You can seperate out your CSS and JS, but you're adding additional round trips to the browser if you get them at run time. In particular your templates are retrieved asynchronously, if you wait for them you'll be blocking the main JS thread while you do, and if you await them you'll break lit-element as it expects the root template to be synchronous.

You could (but shouldn't) use until:

import { until } from 'lit-html/directives/until';

...

render(){
    return html`until(
        this.loadTemplate(
            '/src/Components/ExampleElements/test-animated-button-element.html',
            this.foo, 
            this.bar), html`Loading...`)`;
}

async loadTemplate(path, ...parts) {
    // You're using templates you can use fetch, instead of XMLHttpRequest
    const r = await fetch(path, { method: 'GET', credentials: 'same-origin' });
    if(r.ok)
         return html(await r.text(), parts);

    return html`Not Found: ${path}`
}

However, I notice that you're using bare modules (i.e. without a . at the start and .js at the end) so you can't be serving this file direct to browsers (none can handle bare modules yet). In short: you must have something that turns:

import { LitElement, html} from '@polymer/lit-element';

Into:

import { LitElement, html } from '../../node_modules/@polymer/lit-element/lit-element.js';

Or bundles those together into a single file. Given you're doing that why not make your bundler (Webpack, RollupJS, Browserify, whatever) import your CSS and HTML into the file at build time?

Finally, with any of these solutions you lose write-time parts<->html relationship, which doesn't matter for CSS but will make the HTML parts much harder to develop/maintain. With a library like lit you want your HTML in your JS, for the same reasons that JSX/React/Preact works so well. If your files are too large then I don't think the solution is to split them by JS/CSS/HTML - instead split them into more components.

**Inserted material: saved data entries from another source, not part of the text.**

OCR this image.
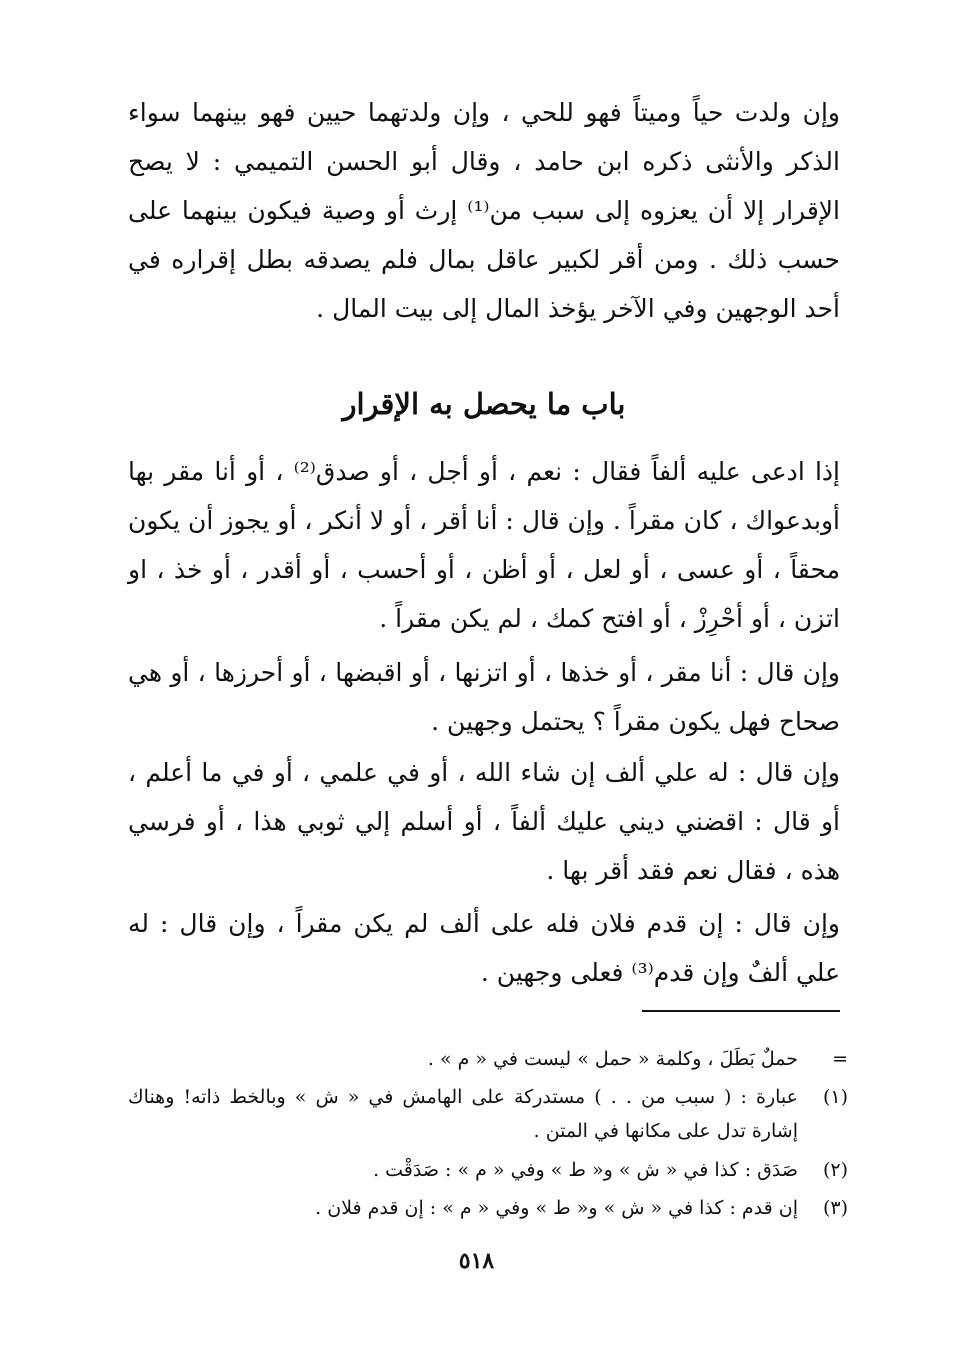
وإن ولدت حياً وميتاً فهو للحي ، وإن ولدتهما حيين فهو بينهما سواء الذكر والأنثى ذكره ابن حامد ، وقال أبو الحسن التميمي : لا يصح الإقرار إلا أن يعزوه إلى سبب من⁽¹⁾ إرث أو وصية فيكون بينهما على حسب ذلك . ومن أقر لكبير عاقل بمال فلم يصدقه بطل إقراره في أحد الوجهين وفي الآخر يؤخذ المال إلى بيت المال .

باب ما يحصل به الإقرار

إذا ادعى عليه ألفاً فقال : نعم ، أو أجل ، أو صدق⁽²⁾ ، أو أنا مقر بها أوبدعواك ، كان مقراً . وإن قال : أنا أقر ، أو لا أنكر ، أو يجوز أن يكون محقاً ، أو عسى ، أو لعل ، أو أظن ، أو أحسب ، أو أقدر ، أو خذ ، او اتزن ، أو أحْرِزْ ، أو افتح كمك ، لم يكن مقراً .

وإن قال : أنا مقر ، أو خذها ، أو اتزنها ، أو اقبضها ، أو أحرزها ، أو هي صحاح فهل يكون مقراً ؟ يحتمل وجهين .

وإن قال : له علي ألف إن شاء الله ، أو في علمي ، أو في ما أعلم ، أو قال : اقضني ديني عليك ألفاً ، أو أسلم إلي ثوبي هذا ، أو فرسي هذه ، فقال نعم فقد أقر بها .

وإن قال : إن قدم فلان فله على ألف لم يكن مقراً ، وإن قال : له علي ألفٌ وإن قدم⁽³⁾ فعلى وجهين .

=
حملٌ بَطَلَ ، وكلمة « حمل » ليست في « م » .
(١)
عبارة : ( سبب من . . ) مستدركة على الهامش في « ش » وبالخط ذاته! وهناك إشارة تدل على مكانها في المتن .
(٢)
صَدَق : كذا في « ش » و« ط » وفي « م » : صَدَقْت .
(٣)
إن قدم : كذا في « ش » و« ط » وفي « م » : إن قدم فلان .

٥١٨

So, for instance, suppose you have a massive <product-detail> control...

Don't

  • product-detail.js
  • product-detail.html
  • product-detail.css

Do

  • product-detail.js
  • product-detail-dimensions.js
  • product-detail-specs.js
  • product-detail-parts.js
  • product-detail-preview.js
  • etc

Break each component down to do a specific task. The whole point of lit-element is to make all these as simple as possible to create, and you want lots of small, self-contained components.